Spiraling out of his control, Draco went from rarely seeing Potter to twice a day. Potter’s cooking being just as good at night as it was in the morning was the only upside.
The rising daylight was accompanied by, what Draco regrets to acknowledge, was amiable silence as they prepared for the arduous days ahead of them. The nighttime was accompanied by actual conversations.

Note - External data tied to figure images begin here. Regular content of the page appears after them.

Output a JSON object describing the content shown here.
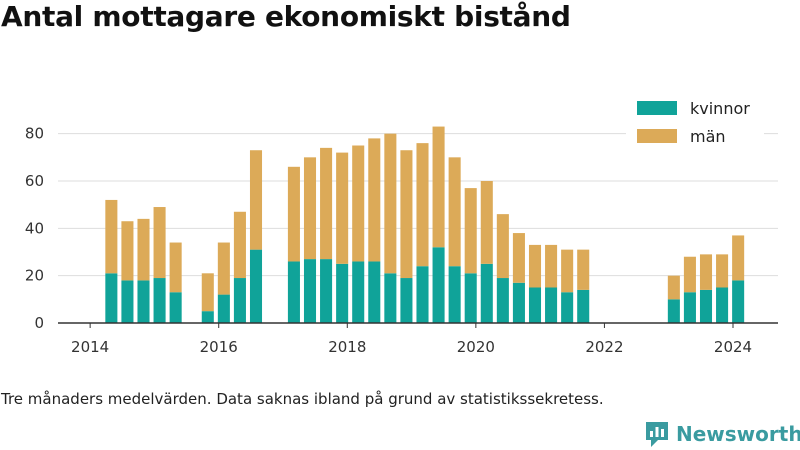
{
  "page": {
    "title": "Antal mottagare ekonomiskt bistånd",
    "note": "Tre månaders medelvärden. Data saknas ibland på grund av statistikssekretess.",
    "brand": "Newsworthy"
  },
  "colors": {
    "kvinnor": "#10a399",
    "man": "#dcaa58",
    "axis": "#333333",
    "grid": "#dddddd",
    "brand": "#3a9ba0"
  },
  "chart_data": {
    "type": "bar",
    "stacked": true,
    "title": "Antal mottagare ekonomiskt bistånd",
    "xlim": [
      2013.5,
      2024.7
    ],
    "ylim": [
      0,
      90
    ],
    "xticks": [
      2014,
      2016,
      2018,
      2020,
      2022,
      2024
    ],
    "yticks": [
      0,
      20,
      40,
      60,
      80
    ],
    "legend_position": "top-right",
    "grid": "horizontal",
    "x": [
      2014.33,
      2014.58,
      2014.83,
      2015.08,
      2015.33,
      2015.83,
      2016.08,
      2016.33,
      2016.58,
      2017.17,
      2017.42,
      2017.67,
      2017.92,
      2018.17,
      2018.42,
      2018.67,
      2018.92,
      2019.17,
      2019.42,
      2019.67,
      2019.92,
      2020.17,
      2020.42,
      2020.67,
      2020.92,
      2021.17,
      2021.42,
      2021.67,
      2023.08,
      2023.33,
      2023.58,
      2023.83,
      2024.08
    ],
    "series": [
      {
        "name": "kvinnor",
        "values": [
          21,
          18,
          18,
          19,
          13,
          5,
          12,
          19,
          31,
          26,
          27,
          27,
          25,
          26,
          26,
          21,
          19,
          24,
          32,
          24,
          21,
          25,
          19,
          17,
          15,
          15,
          13,
          14,
          10,
          13,
          14,
          15,
          18
        ]
      },
      {
        "name": "män",
        "values": [
          31,
          25,
          26,
          30,
          21,
          16,
          22,
          28,
          42,
          40,
          43,
          47,
          47,
          49,
          52,
          59,
          54,
          52,
          51,
          46,
          36,
          35,
          27,
          21,
          18,
          18,
          18,
          17,
          10,
          15,
          15,
          14,
          19
        ]
      }
    ]
  }
}
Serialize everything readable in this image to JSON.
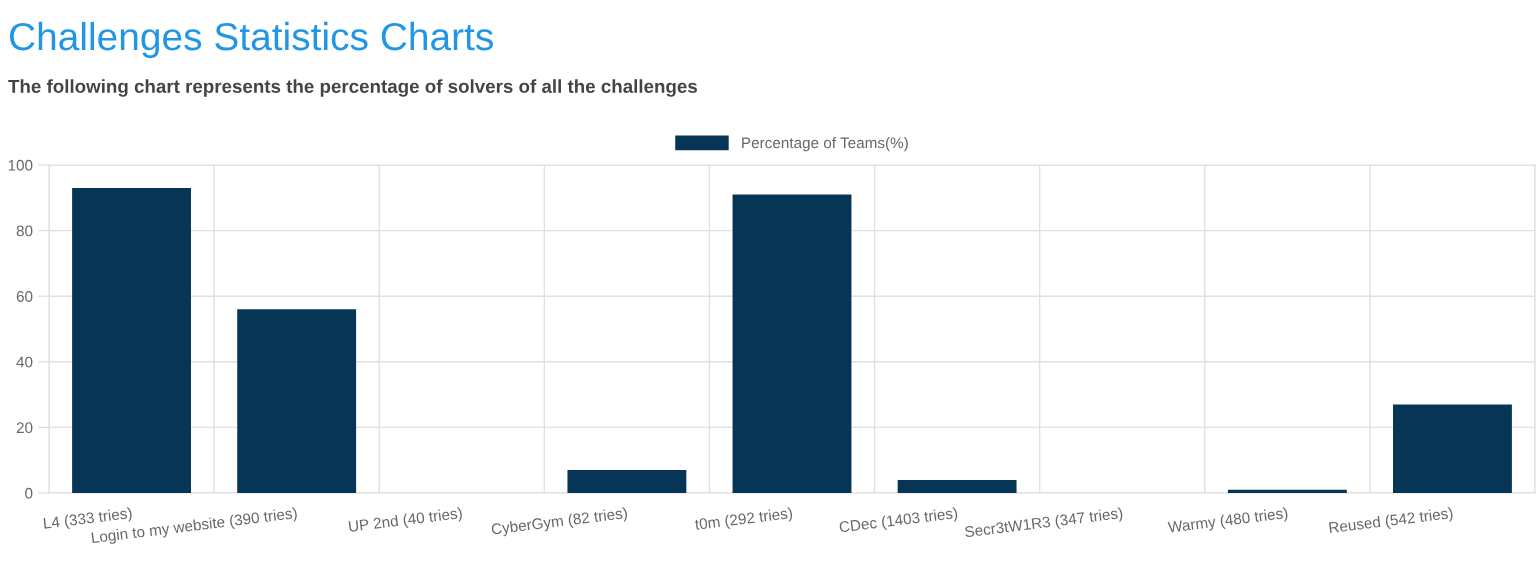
{
  "chart_data": {
    "type": "bar",
    "title": "Challenges Statistics Charts",
    "subtitle": "The following chart represents the percentage of solvers of all the challenges",
    "categories": [
      "L4 (333 tries)",
      "Login to my website (390 tries)",
      "UP 2nd (40 tries)",
      "CyberGym (82 tries)",
      "t0m (292 tries)",
      "CDec (1403 tries)",
      "Secr3tW1R3 (347 tries)",
      "Warmy (480 tries)",
      "Reused (542 tries)"
    ],
    "series": [
      {
        "name": "Percentage of Teams(%)",
        "color": "#063555",
        "values": [
          93,
          56,
          0,
          7,
          91,
          4,
          0,
          1,
          27
        ]
      }
    ],
    "ylim": [
      0,
      100
    ],
    "yticks": [
      0,
      20,
      40,
      60,
      80,
      100
    ],
    "grid": true,
    "legend": "top"
  }
}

It start menially: a bunch of “how was your day?”s and “who do you think will win Quidditch?”. Then Potter would bring up a memory from their eight year and Draco would start gossiping about their old classmates.
On it went, from polite chatter to affable talk then friendly banter—or from an outside perspective: verbal war.
“You almost murdered me once,” followed by: “Like you wouldn’t’ve.”
“You were a prick in school,” proceeded by: “You weren’t?”
One night they finished eating and Potter asked, “You want a drink?”
Draco, exhausted and always susceptible to alcoholic bribes, said yes.
Potter took out firewhisky from the liquor cabinet and poured it into two matching crystal cups.
Their conversations reached their inevitable climax: quasi-flirtation. Perhaps it was the heat from the liquor—the heat radiating off of Potter—but the air felt tight-knit with tension. It might have been Draco’s imagination warping the way Potter smirked around his glass. The light from the room refracted off the crystal somehow made his green eyes shine even brighter.
“Draco,” his name coming out of Potter’s lips sounded indecent, like intruding on a tender moment. “I’m glad you’re here.”
Draco pretended he said it with sober fondness and not drunken impulse. He allowed himself this one thing.